The court did not see the logic in this argument at the time: Prosser missed the established deadline for responding to the lawsuit, prompting Apple's lawyers to file for a default judgment, which the court issued in October 2025.

Ramamacotti plays differently

While Prosser avoided procedural steps, his co-defendant chose the opposite tactic. Ramamacotti allowed Apple to conduct a forensic examination of an additional device, agreed to supplement answers to interrogatories, and offered to undergo further deposition. Apple and Ramamacotti have been unofficially discussing a possible settlement since at least October 2024.

In his separate court response, Ramamacotti admitted that he gained access to the iPhone and showed Prosser certain iOS 26 features via FaceTime, but denied any conspiracy. The $650 payment to Prosser's address mentioned in the lawsuit was, according to Ramamacotti, unrelated to their interactions — Prosser, for his part, also denies any payment arrangement.

How Prosser returned to the case

In June 2026, Apple and Prosser jointly petitioned the court to vacate the default judgment against him — provided he submit documents he had not yet provided. The judge granted the motion: the default judgment was vacated, and Prosser was given ten days to file a formal response to Apple's lawsuit.

Thus the official response filed on July 2, 2026, is Prosser's first real procedural step nearly a year after the lawsuit was filed. Prosser denies possessing any of Apple's confidential information in this case that had not already been disclosed to the company.

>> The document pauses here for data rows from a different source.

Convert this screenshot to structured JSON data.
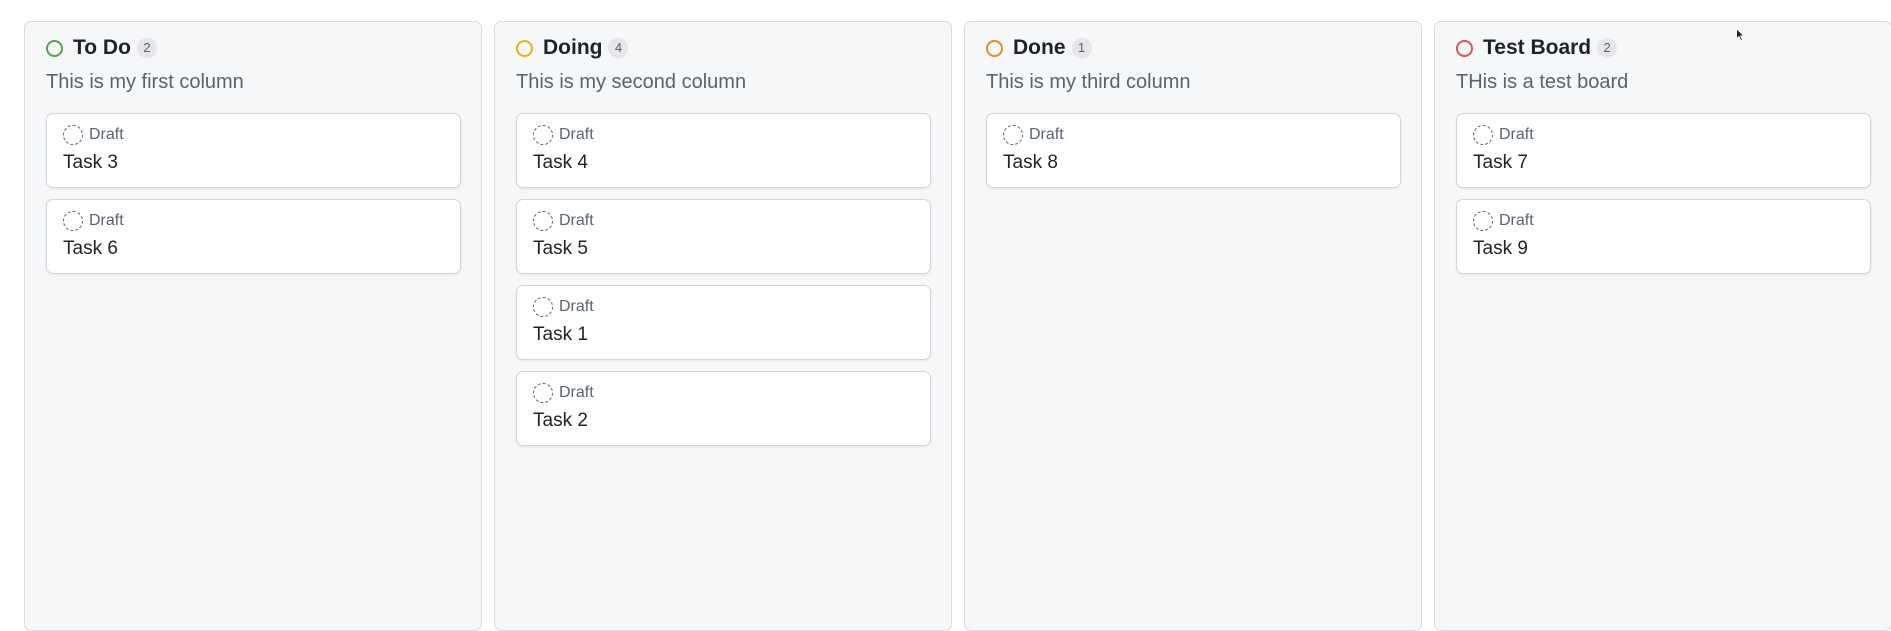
{
  "columns": [
    {
      "title": "To Do",
      "count": "2",
      "color": "#54a34a",
      "description": "This is my first column",
      "cards": [
        {
          "status": "Draft",
          "title": "Task 3"
        },
        {
          "status": "Draft",
          "title": "Task 6"
        }
      ]
    },
    {
      "title": "Doing",
      "count": "4",
      "color": "#e3b60f",
      "description": "This is my second column",
      "cards": [
        {
          "status": "Draft",
          "title": "Task 4"
        },
        {
          "status": "Draft",
          "title": "Task 5"
        },
        {
          "status": "Draft",
          "title": "Task 1"
        },
        {
          "status": "Draft",
          "title": "Task 2"
        }
      ]
    },
    {
      "title": "Done",
      "count": "1",
      "color": "#ec8c1e",
      "description": "This is my third column",
      "cards": [
        {
          "status": "Draft",
          "title": "Task 8"
        }
      ]
    },
    {
      "title": "Test Board",
      "count": "2",
      "color": "#e0534f",
      "description": "THis is a test board",
      "cards": [
        {
          "status": "Draft",
          "title": "Task 7"
        },
        {
          "status": "Draft",
          "title": "Task 9"
        }
      ]
    }
  ],
  "icons": {
    "column_status": "circle-outline-icon",
    "card_status": "dashed-circle-draft-icon",
    "cursor": "mouse-pointer-icon"
  }
}
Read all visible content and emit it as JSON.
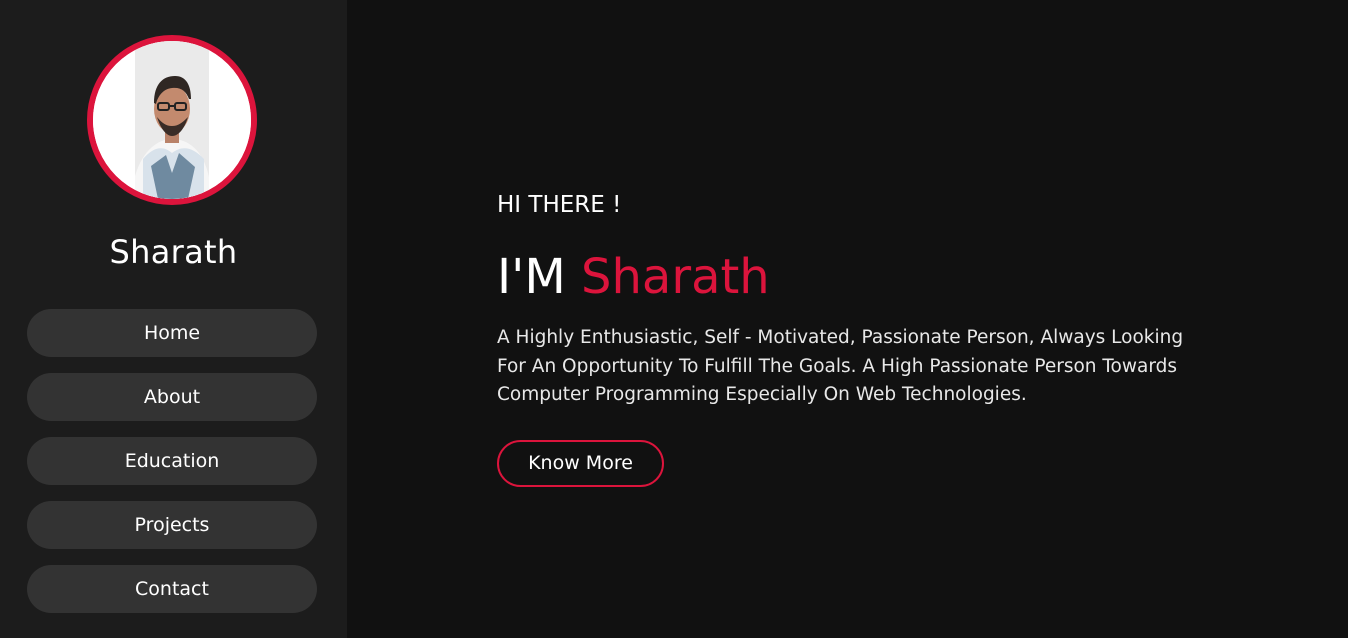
{
  "sidebar": {
    "name": "Sharath",
    "nav": [
      {
        "label": "Home"
      },
      {
        "label": "About"
      },
      {
        "label": "Education"
      },
      {
        "label": "Projects"
      },
      {
        "label": "Contact"
      }
    ]
  },
  "hero": {
    "greeting": "HI THERE !",
    "prefix": "I'M ",
    "name": "Sharath",
    "description": "A Highly Enthusiastic, Self - Motivated, Passionate Person, Always Looking For An Opportunity To Fulfill The Goals. A High Passionate Person Towards Computer Programming Especially On Web Technologies.",
    "button_label": "Know More"
  },
  "colors": {
    "accent": "#dc143c",
    "sidebar_bg": "#1c1c1c",
    "main_bg": "#111111",
    "nav_item_bg": "#333333"
  },
  "icons": {
    "profile_photo": "profile-photo"
  }
}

Why this is more than a dispute between two people

Prosser's case is the first major precedent where Apple sues directly against a public commentator, rather than just an insider. Apple rarely resorts to direct lawsuits, preferring cease-and-desist letters and quiet settlements — but a series of iOS leaks pushed the company toward stricter protection of secrets.

The specific question that the case's outcome will resolve: is viewing someone else's screen via FaceTime sufficient grounds for liability for disclosing a trade secret — if the viewer claims they didn't know what they saw was confidential. If the court answers "yes," the line between technology journalism and industrial espionage will become significantly narrower.